Dans ce sens, messieurs Poutine et Ulyukaev ont fait des
déclarations indiquant qu’ils allaient porter l’affaire devant l’OMC.
Ils ne sont pourtant pas passés à l’action. Sans doute, car ils
réfléchissent encore à l’opportunité de cette démarche.
La diplomatie russe est menée par des gens très compétents qui
connaissent parfaitement la France et l’Europe. Ils connaissent les
« pour » et les « contre » de chaque manière de contester les
sanctions.
L’avantage de contester les sanctions au nom de la liberté du
commerce est de contester toutes les sanctions, quelque soit la
personnalité ou l’entreprise visée.
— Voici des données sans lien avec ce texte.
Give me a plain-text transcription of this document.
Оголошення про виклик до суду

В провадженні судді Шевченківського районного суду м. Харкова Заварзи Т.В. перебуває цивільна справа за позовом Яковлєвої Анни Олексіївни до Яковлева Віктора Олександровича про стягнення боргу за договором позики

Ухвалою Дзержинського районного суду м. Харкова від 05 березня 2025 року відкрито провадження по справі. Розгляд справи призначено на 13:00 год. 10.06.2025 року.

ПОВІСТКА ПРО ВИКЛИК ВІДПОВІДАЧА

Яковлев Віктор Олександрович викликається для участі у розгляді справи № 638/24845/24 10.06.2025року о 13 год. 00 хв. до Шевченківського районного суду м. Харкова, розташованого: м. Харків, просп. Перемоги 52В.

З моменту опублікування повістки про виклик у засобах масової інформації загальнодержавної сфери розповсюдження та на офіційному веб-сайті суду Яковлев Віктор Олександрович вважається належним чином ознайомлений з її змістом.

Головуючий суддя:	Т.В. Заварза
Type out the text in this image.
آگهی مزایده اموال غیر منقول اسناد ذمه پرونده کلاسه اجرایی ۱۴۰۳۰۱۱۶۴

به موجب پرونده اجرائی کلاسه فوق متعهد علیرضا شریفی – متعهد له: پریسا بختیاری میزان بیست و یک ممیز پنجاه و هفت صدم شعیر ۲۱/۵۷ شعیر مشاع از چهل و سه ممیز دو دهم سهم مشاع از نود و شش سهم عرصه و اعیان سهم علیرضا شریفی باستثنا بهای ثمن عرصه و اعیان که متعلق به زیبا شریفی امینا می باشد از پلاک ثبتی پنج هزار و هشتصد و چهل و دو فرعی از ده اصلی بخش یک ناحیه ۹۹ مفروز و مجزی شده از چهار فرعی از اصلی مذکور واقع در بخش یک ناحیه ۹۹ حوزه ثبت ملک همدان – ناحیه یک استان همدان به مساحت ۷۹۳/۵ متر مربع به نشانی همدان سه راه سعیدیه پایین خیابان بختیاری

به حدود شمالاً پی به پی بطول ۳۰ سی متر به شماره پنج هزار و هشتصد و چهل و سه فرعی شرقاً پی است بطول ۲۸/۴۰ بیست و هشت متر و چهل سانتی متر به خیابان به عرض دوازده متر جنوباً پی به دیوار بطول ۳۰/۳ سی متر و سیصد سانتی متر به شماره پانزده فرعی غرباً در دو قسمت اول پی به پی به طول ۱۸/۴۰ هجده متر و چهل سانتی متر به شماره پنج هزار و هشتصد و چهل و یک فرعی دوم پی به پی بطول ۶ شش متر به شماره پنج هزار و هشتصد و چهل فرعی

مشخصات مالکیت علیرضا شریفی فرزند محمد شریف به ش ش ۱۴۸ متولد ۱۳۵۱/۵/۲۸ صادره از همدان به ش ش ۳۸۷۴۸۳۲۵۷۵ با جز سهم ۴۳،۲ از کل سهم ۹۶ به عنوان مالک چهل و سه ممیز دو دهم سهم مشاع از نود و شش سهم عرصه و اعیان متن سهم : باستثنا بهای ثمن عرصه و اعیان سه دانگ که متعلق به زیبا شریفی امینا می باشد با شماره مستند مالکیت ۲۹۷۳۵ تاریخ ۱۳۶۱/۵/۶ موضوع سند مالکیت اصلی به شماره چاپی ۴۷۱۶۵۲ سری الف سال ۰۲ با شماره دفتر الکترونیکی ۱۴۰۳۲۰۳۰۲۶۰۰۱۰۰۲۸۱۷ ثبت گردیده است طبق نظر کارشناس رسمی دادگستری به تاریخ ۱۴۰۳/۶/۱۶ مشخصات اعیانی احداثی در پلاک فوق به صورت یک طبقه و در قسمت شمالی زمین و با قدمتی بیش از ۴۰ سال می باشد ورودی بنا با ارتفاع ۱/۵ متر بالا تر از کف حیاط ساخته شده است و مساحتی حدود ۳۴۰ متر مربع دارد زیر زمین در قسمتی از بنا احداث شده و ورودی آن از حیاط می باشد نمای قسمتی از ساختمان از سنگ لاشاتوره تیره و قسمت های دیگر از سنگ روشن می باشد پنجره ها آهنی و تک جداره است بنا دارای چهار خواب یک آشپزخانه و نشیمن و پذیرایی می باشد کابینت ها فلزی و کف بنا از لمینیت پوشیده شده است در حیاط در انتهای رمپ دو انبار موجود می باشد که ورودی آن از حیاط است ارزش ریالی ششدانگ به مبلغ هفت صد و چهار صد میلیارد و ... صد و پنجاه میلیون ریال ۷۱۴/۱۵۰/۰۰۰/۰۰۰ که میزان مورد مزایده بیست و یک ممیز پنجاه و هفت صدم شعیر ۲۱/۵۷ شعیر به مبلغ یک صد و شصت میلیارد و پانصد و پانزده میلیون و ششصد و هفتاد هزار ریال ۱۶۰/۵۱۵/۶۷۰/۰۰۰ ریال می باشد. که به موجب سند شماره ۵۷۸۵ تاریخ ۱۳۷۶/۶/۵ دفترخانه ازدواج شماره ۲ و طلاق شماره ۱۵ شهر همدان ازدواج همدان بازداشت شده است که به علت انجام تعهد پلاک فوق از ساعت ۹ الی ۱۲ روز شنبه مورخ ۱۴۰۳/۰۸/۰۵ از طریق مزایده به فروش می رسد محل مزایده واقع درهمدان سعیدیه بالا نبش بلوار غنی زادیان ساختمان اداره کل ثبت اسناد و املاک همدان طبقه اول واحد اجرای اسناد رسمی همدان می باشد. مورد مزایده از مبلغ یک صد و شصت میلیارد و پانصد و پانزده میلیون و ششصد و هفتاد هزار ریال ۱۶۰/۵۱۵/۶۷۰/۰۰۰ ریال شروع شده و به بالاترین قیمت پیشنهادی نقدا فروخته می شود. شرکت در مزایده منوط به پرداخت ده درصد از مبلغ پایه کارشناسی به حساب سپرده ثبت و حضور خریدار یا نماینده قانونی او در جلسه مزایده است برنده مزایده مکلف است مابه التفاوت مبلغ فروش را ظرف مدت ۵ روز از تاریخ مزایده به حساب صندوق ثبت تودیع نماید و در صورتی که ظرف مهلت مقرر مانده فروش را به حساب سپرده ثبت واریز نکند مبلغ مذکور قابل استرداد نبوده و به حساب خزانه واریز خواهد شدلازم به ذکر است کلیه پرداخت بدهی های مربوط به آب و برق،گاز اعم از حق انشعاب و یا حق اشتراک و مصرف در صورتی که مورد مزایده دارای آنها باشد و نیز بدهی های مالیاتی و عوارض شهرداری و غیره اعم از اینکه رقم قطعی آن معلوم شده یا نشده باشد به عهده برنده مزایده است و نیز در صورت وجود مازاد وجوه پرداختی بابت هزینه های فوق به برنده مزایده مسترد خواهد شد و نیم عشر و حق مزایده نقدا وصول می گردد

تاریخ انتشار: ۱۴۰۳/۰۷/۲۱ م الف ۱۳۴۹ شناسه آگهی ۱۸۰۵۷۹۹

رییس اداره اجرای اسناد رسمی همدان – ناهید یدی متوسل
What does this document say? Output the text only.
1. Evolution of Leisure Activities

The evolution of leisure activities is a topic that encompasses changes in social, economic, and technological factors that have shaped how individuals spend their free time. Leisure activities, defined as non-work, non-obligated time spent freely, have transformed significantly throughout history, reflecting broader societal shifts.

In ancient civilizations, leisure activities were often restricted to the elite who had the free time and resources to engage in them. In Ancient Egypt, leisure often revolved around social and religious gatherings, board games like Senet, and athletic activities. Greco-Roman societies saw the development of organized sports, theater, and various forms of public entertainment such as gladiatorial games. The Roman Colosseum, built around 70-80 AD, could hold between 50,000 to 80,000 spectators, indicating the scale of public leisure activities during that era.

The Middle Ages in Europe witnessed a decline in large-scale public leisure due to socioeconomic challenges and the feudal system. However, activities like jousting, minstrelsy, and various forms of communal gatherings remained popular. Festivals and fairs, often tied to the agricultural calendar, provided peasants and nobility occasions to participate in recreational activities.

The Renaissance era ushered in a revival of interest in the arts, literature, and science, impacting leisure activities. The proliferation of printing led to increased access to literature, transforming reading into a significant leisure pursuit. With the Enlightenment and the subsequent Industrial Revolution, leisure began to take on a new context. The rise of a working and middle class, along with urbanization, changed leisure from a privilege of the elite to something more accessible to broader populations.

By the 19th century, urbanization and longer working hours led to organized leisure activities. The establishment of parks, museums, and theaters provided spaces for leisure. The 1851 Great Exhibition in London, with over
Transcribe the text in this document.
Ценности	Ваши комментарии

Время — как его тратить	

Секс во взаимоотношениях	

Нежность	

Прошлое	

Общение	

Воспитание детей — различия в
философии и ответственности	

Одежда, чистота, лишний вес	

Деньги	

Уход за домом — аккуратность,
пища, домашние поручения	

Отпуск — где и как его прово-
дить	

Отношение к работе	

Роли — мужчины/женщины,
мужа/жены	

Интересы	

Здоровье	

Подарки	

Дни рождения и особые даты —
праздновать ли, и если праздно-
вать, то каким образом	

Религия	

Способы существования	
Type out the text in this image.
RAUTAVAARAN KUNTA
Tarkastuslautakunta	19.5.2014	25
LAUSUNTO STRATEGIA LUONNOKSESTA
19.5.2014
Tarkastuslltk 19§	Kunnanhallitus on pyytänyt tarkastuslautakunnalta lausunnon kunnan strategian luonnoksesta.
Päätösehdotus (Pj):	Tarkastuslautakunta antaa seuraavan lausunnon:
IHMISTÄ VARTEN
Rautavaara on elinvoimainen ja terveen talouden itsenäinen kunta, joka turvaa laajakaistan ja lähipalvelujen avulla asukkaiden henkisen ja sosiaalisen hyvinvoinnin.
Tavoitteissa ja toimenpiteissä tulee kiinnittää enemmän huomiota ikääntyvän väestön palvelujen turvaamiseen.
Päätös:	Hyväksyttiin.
La liberté du commerce ne se
divise pas.
La faiblesse de cette stratégie c’est qu’elle n’aboutira pas à une
condamnation de l’Union européenne.
A contrario, contester les sanctions au nom des droits de la
défense, pilier du droit européen, a pour inconvénient
de contester les sanctions une par une, entreprise par entreprise et
personnalité après personnalité. Certaines seront faciles à défendre,
d’autres moins. Du côté des avantages, je n’en citerais que deux.
Premièrement, cette stratégie est gagnante. Avant d’entamer un
procès il vaut mieux avoir une chance de le gagner. Ici la partie
russe à tous les atouts en mains. Deuxièmement, en s’appuyant sur
les bienfaits des droit fondamentaux de la défense en droit européen,
la Russie trouvera le loisir d’approfondir sa réflexion sur les
garanties procédurales qu’elle offre elle-même en droit interne.